For organizations looking to take advantage of this technology, I always emphasize that the most important piece of implementation is the process, not the technology.
It is possible, through process, to make a PKI implementation a much stronger authentication method than a driver’s license, but it is also possible (and actually really easy) to make one into a weaker method than a credit card.
This starts with the protection of the critical components of the CA, especially the private key for the root certificate. This should be regarded as a top secret item, since anyone with this private key can generate certificates that appear to have come from the CA and will therefore be trusted by the organization’s resources.
This continues with strong requirements for enrollment. When I first moved to Florida, the state of Florida required me to bring my old driver’s license, my passport, my birth certificate, a utility bill and my face (for the picture). Making sure that the device and user are authenticated before enrolling them in the MDM or distributing a digital certificate to them is similarly important. If devices are allowed to enroll certificates without strong proof of their identity, it will be as if Florida gives out driver’s licenses without all those supporting documents. If I can get my license with only $5 and my signature, I doubt the TSA will continue to trust it as a form of ID.

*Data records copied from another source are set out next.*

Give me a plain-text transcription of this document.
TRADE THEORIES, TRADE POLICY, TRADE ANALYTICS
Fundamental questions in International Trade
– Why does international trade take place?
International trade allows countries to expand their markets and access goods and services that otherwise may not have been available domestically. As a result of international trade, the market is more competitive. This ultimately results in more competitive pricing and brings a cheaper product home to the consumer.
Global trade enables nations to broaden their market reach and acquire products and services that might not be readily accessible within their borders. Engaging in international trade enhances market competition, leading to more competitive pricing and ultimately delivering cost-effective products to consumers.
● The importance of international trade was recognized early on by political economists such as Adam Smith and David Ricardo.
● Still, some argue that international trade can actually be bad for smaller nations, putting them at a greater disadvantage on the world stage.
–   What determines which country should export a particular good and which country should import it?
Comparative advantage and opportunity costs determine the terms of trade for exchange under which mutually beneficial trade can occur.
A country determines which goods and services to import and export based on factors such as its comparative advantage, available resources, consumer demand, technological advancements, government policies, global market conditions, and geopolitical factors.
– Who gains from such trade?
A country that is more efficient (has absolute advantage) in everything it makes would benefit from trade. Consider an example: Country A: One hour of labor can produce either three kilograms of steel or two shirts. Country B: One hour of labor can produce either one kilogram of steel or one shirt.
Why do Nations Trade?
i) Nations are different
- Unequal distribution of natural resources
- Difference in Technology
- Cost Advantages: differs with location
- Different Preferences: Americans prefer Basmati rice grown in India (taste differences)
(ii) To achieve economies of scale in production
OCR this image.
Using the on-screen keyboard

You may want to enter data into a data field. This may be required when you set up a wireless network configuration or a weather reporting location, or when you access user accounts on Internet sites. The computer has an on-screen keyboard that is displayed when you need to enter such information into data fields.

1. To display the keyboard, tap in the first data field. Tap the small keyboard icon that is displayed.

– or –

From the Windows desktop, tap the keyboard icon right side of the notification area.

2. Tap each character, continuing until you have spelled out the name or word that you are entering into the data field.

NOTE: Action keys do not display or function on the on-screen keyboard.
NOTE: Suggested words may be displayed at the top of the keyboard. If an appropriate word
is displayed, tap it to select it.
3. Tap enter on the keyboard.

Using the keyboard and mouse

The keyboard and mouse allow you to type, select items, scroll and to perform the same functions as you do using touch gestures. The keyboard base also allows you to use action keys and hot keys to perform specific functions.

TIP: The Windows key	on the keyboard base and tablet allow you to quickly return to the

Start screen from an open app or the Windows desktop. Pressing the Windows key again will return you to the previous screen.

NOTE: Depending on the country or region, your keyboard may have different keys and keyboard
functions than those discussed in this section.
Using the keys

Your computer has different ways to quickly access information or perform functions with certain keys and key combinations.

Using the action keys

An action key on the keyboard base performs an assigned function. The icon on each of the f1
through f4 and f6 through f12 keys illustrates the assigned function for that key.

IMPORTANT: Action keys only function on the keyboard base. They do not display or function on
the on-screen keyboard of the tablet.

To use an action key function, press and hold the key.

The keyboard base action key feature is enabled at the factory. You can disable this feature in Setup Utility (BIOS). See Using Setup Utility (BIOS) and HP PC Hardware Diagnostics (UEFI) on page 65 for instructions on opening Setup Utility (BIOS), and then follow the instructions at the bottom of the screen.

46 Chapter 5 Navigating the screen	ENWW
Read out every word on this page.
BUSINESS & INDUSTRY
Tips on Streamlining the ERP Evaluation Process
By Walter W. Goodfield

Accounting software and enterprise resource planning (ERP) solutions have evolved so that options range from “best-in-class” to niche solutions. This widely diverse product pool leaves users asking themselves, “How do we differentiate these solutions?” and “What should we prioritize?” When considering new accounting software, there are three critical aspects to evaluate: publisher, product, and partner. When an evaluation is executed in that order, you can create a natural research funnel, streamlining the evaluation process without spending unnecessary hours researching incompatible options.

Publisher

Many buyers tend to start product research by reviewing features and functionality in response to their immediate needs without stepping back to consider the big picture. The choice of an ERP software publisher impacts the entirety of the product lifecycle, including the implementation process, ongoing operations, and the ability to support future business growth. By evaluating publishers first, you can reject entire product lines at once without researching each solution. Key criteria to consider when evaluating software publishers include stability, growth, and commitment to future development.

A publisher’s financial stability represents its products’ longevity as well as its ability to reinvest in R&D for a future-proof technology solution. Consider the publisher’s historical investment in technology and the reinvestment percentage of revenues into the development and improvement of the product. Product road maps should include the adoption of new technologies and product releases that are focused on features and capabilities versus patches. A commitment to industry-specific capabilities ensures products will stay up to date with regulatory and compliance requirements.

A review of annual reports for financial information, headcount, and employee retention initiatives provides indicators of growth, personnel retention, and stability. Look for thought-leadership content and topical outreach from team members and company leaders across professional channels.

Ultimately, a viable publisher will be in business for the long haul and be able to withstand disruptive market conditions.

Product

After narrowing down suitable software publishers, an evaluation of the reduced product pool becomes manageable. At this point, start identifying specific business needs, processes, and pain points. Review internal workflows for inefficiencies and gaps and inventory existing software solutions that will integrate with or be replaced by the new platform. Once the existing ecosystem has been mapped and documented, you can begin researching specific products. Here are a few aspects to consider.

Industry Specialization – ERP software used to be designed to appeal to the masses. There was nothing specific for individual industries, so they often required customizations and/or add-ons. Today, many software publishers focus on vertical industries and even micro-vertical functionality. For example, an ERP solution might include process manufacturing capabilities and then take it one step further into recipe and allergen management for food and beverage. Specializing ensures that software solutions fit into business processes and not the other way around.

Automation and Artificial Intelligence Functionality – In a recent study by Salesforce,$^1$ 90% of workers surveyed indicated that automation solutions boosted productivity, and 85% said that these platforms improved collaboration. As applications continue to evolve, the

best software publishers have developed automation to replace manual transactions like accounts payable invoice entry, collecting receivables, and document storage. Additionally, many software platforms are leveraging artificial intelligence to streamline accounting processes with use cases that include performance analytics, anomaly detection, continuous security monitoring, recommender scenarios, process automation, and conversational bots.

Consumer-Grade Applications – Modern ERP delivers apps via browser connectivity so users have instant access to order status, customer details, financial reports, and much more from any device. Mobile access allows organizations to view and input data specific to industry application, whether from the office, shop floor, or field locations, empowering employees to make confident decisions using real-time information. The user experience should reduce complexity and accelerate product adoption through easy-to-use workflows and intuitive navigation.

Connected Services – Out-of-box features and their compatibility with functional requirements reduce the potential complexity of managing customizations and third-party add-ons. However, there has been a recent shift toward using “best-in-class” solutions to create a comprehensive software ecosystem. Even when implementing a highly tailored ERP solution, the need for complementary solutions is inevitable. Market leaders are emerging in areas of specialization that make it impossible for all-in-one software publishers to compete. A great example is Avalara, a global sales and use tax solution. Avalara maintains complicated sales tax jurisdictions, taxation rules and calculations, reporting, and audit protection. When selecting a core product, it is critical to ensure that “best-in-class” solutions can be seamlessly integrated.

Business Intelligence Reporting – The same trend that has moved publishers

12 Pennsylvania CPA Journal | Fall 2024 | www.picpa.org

Once the certificates are deployed, solid security requirements placed on the devices are needed in order to protect that certificate and add the second factor of authentication. Commonly, a device unlock PIN is considered that second factor, so having a reasonably strong PIN policy for mobile devices is a must.
Similarly, requiring device encryption and monitoring devices for device compromise (such as “jailbreaking” and/or “rooting”) will ensure that the certificate is being stored safely and not being duplicated or misused. MDMs should be leveraged to enforce these policies across all devices.
Finally, a complete solution requires solid processes for revoking certificates and remotely wiping devices in the event of lost or stolen devices or employee separation. Educating employees on the need to report lost or stolen devices in a timely manner is a definite must.
Mobility is a great place to start with a PKI implementation, but there are many use cases beyond mobility where digital certificates can make an impact. Deploying digital certificates to company laptops can provide authentication benefits to internal applications, VPN, Wi-Fi and so on. Digital certificates can be loaded onto smart cards to support user logins to workstations and administrative logins to servers. Most new technologies that require authentication have some form of support for PKI.
Digital certificates can be a transformative technology. They have the potential to make our systems more secure while improving the user experience and productivity. The technology is mature, supportable and affordable. I encourage any organization with a mobility initiative or an existing mobility program to take a look at adding PKI to their solution. It is an opportunity that should not be missed.